This being Veteran’s Day, I had the day off. I intended to spend most of the day writing on Shadows and Stars, on which I have spent a few hours so far, but I have also accomplished something else. After some editing, I submitted the stage version of “Murder by Plastic” my flash fiction thriller, to Lakeshore Players Theatre 17th Annual Ten-Minute Play Festival. I should know if I am a semi-finalist by the end of January.
The Lakeshore Players do not pay a lot, therefore for me the reward is more publicity and exposure for me and my works (should I win, of course). Sometimes this is more valuable than the financial rewards. This is how I feel about short stories and flash fiction. Short stories, for most of us, pay little if anything. The biggest payment to an author is in the exposure. It keeps your name in front of the public.

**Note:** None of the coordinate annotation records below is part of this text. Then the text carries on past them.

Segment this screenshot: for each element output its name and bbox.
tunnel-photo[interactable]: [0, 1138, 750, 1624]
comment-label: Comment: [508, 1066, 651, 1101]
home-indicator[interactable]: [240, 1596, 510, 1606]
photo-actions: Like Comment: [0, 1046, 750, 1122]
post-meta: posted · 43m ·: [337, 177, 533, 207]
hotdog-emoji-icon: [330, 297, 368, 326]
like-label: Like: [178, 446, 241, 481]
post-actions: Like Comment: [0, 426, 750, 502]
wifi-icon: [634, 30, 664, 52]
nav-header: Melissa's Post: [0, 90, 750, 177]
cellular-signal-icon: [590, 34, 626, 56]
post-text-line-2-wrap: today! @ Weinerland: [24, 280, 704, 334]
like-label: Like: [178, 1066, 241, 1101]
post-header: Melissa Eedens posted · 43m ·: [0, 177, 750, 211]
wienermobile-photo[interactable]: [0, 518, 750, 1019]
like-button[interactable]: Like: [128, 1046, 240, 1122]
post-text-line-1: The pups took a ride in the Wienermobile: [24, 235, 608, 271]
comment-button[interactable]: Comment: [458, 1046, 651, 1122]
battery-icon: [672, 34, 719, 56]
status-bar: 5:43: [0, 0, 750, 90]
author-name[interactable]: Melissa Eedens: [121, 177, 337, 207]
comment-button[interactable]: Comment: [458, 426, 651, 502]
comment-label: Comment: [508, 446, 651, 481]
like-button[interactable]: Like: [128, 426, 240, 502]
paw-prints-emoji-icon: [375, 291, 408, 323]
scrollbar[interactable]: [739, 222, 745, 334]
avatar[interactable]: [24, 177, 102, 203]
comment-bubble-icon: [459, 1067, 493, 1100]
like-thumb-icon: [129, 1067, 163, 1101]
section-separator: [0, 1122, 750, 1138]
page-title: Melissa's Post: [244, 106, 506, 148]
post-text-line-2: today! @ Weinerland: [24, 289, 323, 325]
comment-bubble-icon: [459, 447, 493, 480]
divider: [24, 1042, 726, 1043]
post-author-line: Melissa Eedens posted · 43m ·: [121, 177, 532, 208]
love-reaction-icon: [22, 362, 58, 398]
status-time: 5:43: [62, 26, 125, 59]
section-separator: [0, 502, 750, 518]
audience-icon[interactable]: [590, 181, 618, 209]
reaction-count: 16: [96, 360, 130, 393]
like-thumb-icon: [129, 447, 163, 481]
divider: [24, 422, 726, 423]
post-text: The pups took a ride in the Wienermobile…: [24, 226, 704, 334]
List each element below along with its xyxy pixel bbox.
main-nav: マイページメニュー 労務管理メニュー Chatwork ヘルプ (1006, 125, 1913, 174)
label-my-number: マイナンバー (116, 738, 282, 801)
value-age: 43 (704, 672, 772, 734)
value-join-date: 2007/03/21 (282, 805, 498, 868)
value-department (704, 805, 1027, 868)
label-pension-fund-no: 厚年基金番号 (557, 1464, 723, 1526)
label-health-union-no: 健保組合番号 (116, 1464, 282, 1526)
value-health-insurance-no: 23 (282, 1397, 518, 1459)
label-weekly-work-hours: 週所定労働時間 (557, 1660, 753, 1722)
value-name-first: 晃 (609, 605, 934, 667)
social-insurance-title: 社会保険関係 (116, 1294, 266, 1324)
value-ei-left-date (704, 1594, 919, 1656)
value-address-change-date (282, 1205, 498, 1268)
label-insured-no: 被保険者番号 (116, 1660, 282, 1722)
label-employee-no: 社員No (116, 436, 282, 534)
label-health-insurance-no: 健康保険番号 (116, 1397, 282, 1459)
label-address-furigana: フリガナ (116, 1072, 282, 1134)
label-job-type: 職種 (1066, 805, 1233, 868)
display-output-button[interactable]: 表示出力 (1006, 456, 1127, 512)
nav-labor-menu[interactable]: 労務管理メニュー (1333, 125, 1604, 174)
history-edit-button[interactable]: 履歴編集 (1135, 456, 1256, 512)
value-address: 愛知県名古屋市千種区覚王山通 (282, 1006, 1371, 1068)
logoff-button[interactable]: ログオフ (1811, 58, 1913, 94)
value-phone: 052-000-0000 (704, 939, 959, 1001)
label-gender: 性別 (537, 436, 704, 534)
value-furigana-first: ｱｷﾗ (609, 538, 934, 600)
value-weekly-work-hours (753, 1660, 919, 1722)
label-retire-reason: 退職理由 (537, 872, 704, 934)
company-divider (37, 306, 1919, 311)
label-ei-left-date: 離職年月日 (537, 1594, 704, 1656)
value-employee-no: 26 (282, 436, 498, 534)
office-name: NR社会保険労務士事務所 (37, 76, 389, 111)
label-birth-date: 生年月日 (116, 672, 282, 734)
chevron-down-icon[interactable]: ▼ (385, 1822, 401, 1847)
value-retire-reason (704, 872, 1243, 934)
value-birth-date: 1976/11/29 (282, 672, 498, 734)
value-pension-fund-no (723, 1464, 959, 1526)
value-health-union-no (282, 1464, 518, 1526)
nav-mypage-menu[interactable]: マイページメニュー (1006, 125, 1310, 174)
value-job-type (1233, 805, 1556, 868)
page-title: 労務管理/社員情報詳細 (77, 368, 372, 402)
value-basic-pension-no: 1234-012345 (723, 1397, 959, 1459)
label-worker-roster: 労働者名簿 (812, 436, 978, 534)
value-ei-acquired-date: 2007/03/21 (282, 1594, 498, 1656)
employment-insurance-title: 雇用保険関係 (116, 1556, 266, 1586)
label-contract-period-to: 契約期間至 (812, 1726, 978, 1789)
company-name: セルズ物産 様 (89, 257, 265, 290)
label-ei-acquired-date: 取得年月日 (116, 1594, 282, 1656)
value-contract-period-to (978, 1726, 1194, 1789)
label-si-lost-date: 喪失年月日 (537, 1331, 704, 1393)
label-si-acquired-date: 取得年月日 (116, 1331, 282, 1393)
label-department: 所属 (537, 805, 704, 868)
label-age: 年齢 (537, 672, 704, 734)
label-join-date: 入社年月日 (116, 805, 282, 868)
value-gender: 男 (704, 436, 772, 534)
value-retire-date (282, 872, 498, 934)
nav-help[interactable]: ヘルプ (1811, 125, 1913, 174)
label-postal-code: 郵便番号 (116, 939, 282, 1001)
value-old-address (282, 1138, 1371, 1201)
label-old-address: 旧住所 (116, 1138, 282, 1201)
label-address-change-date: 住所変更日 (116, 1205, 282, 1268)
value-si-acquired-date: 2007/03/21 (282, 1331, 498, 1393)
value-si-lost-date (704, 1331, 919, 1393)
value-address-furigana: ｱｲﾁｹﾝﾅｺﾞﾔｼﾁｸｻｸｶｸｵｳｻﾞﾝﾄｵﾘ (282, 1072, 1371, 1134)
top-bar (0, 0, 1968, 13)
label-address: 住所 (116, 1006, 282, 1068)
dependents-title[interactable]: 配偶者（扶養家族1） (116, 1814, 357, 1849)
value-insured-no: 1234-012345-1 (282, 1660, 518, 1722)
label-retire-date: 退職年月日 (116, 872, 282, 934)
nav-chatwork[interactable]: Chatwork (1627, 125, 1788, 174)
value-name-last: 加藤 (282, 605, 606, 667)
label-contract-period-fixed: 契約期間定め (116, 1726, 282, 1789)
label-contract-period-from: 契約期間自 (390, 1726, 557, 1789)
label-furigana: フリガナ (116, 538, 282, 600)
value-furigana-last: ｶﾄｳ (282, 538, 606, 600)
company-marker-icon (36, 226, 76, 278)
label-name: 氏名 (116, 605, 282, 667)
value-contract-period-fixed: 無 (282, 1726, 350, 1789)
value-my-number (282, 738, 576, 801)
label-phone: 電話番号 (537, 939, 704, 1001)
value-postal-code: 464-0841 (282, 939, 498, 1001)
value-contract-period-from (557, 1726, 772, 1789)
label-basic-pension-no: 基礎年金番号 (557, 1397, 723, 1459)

I am also finding out that there is more than one way to gain exposure as a writer. There is the publication of the work itself , the pre-publication publicity, and the subsequent sales and critical opinions (which, granted, may be good or bad) and renown if it a popular work. And there is the publicity to be gained by writing about the creative process and/or publicizing it before the work is published. Everything I see about publicizing and marketing one’s works boils down to getting one’s name in font of the public as often as one can. This often involves blowing one’s horn for the most miniscule of reasons.
As you may have noticed, getting my name before the public is what this article is doing right now.